As I sift through the old albums,
I come across photos of us captured over many seasons—reminders of our journey together,
From discovering first love to the time we drifted apart and became strangers.
I'm taken aback by the emotions that arise as I hold these memories. Remembering our season of blooming, I can still feel the magic of walking on cloud nine.
I am deeply grateful for the countless joyful moments we shared, each one a treasure in its own right.
For the most part, it seems time has faded the bitterness and sorrow while preserving the happy memories intact—so I thought.
Until I come to the pictures of our child.
His smile, a facade that barely conceals the anxiety in his eyes and the tension in his fists, brings back a flood of painful memories.
All he ever wanted, all he truly deserved, was to feel loved, to know he belonged, and to have a home with both families.
I bow my head in shame, remembering how he became a pawn in this battle for power.

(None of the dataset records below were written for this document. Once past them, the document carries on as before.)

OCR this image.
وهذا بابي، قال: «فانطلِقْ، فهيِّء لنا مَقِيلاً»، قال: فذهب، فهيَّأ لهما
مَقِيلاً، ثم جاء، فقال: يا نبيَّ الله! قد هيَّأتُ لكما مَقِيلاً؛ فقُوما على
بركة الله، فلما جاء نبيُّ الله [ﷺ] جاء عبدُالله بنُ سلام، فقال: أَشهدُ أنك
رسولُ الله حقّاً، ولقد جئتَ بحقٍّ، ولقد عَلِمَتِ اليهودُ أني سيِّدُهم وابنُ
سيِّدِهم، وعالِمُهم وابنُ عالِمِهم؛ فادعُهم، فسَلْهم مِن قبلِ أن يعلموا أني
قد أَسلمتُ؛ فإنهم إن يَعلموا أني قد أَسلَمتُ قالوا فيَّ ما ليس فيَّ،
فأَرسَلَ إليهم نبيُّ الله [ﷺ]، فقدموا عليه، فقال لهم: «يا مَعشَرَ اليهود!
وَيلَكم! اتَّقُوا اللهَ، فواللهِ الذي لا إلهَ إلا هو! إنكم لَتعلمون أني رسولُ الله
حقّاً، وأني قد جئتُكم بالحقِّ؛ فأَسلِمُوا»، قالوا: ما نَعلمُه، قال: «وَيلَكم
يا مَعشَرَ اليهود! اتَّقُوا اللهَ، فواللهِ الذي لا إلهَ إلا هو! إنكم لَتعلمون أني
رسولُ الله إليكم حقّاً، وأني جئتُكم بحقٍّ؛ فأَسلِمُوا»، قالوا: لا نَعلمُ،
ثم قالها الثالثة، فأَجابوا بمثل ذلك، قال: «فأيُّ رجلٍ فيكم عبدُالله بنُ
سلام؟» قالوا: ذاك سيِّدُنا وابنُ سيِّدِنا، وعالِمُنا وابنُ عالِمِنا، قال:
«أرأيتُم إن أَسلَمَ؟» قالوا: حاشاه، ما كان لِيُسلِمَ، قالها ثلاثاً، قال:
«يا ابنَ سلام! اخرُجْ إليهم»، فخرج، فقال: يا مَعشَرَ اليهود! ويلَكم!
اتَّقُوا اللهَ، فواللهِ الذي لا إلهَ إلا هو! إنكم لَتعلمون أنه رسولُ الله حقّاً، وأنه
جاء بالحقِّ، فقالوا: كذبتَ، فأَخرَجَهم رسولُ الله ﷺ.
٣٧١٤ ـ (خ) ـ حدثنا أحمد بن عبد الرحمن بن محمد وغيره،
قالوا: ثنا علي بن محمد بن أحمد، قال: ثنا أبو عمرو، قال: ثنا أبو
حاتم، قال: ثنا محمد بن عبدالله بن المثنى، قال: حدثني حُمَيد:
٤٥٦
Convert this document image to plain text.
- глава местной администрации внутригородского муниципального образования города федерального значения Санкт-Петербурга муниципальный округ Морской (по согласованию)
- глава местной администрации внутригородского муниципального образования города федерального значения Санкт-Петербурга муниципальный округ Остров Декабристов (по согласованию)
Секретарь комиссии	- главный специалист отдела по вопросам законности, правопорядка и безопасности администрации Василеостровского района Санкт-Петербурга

The price he paid for belonging to a family unit that chose resentment over kindness towards a child is heartbreaking.
What good is the law that requires a mother to send the child to spend time with their father, but it cannot enforce that the father be loving or kind?
The father could tell the child that he has no food for him,
or make the hungry child sleep on a cold floor without facing any repercussions.
I can let go of the acts of betrayal and attacks that were directed at me.
But how do I forget or forgive the arrows that pierced the innocence and trust of our child, whom we all failed to protect?